In an acute-angled triangle MNK from point D, the midpoint of side MK, perpendiculars DA

univerkov | September 5, 2021 | education

In an acute-angled triangle MNK from point D, the midpoint of side MK, perpendiculars DA and DB are drawn to sides MN and NK, prove that if DA = DB, then triangle MNK is isosceles.

Consider two triangles, MAD and DBK, by condition they are rectangular, since AD ⊥ MN; DB ⊥ NK, angle <MAD = 90 °; <DBK = 90 °, and the hypotenuses MD and DK are opposite the right angle.

Let us calculate the legs of the triangles MA and BK, taking into account that MD = DK by condition.
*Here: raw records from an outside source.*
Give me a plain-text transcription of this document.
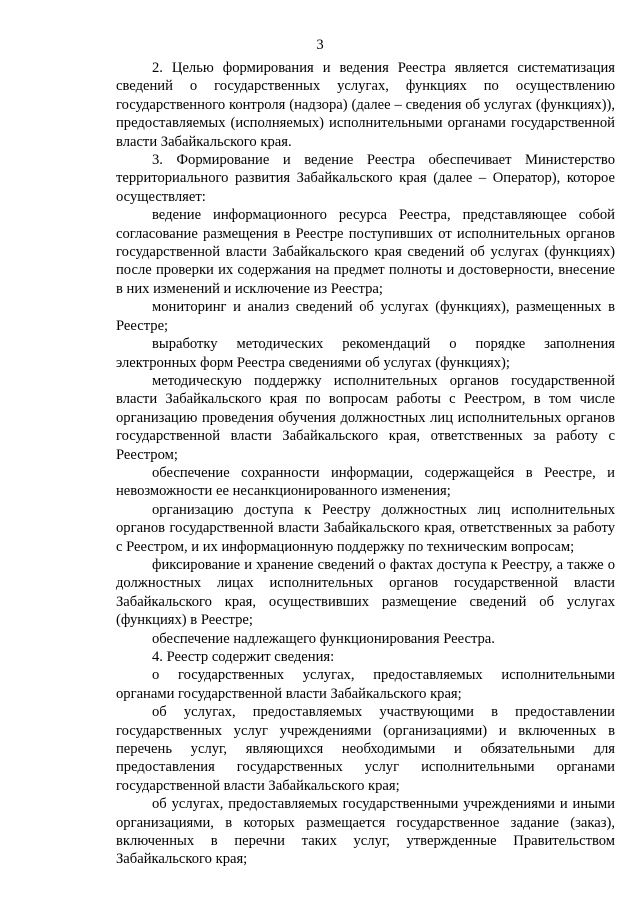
3

2. Целью формирования и ведения Реестра является систематизация сведений о государственных услугах, функциях по осуществлению государственного контроля (надзора) (далее – сведения об услугах (функциях)), предоставляемых (исполняемых) исполнительными органами государственной власти Забайкальского края.

3. Формирование и ведение Реестра обеспечивает Министерство территориального развития Забайкальского края (далее – Оператор), которое осуществляет:

ведение информационного ресурса Реестра, представляющее собой согласование размещения в Реестре поступивших от исполнительных органов государственной власти Забайкальского края сведений об услугах (функциях) после проверки их содержания на предмет полноты и достоверности, внесение в них изменений и исключение из Реестра;

мониторинг и анализ сведений об услугах (функциях), размещенных в Реестре;

выработку методических рекомендаций о порядке заполнения электронных форм Реестра сведениями об услугах (функциях);

методическую поддержку исполнительных органов государственной власти Забайкальского края по вопросам работы с Реестром, в том числе организацию проведения обучения должностных лиц исполнительных органов государственной власти Забайкальского края, ответственных за работу с Реестром;

обеспечение сохранности информации, содержащейся в Реестре, и невозможности ее несанкционированного изменения;

организацию доступа к Реестру должностных лиц исполнительных органов государственной власти Забайкальского края, ответственных за работу с Реестром, и их информационную поддержку по техническим вопросам;

фиксирование и хранение сведений о фактах доступа к Реестру, а также о должностных лицах исполнительных органов государственной власти Забайкальского края, осуществивших размещение сведений об услугах (функциях) в Реестре;

обеспечение надлежащего функционирования Реестра.

4. Реестр содержит сведения:

о государственных услугах, предоставляемых исполнительными органами государственной власти Забайкальского края;

об услугах, предоставляемых участвующими в предоставлении государственных услуг учреждениями (организациями) и включенных в перечень услуг, являющихся необходимыми и обязательными для предоставления государственных услуг исполнительными органами государственной власти Забайкальского края;

об услугах, предоставляемых государственными учреждениями и иными организациями, в которых размещается государственное задание (заказ), включенных в перечни таких услуг, утвержденные Правительством Забайкальского края;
Then:

AM ^ 2 = MD ^ 2 – AD ^ 2 in AMD triangle; BK ^ 2 = DK ^ 2 – DB ^ 2 in triangle BDK. Even without extracting the root, we conclude that AM ^ 2 = BK ^ 2, since they contain MD = DK in the formulas; and AD = BD by condition. We got that triangles AMD and DBK are equal, angles <AMD = <BKD are equal, triangle MNK is isosceles.

One of the components of a person's success in our time is receiving modern high-quality education, mastering the knowledge, skills and abilities necessary for life in society. A person today needs to study almost all his life, mastering everything new and new, acquiring the necessary professional qualities.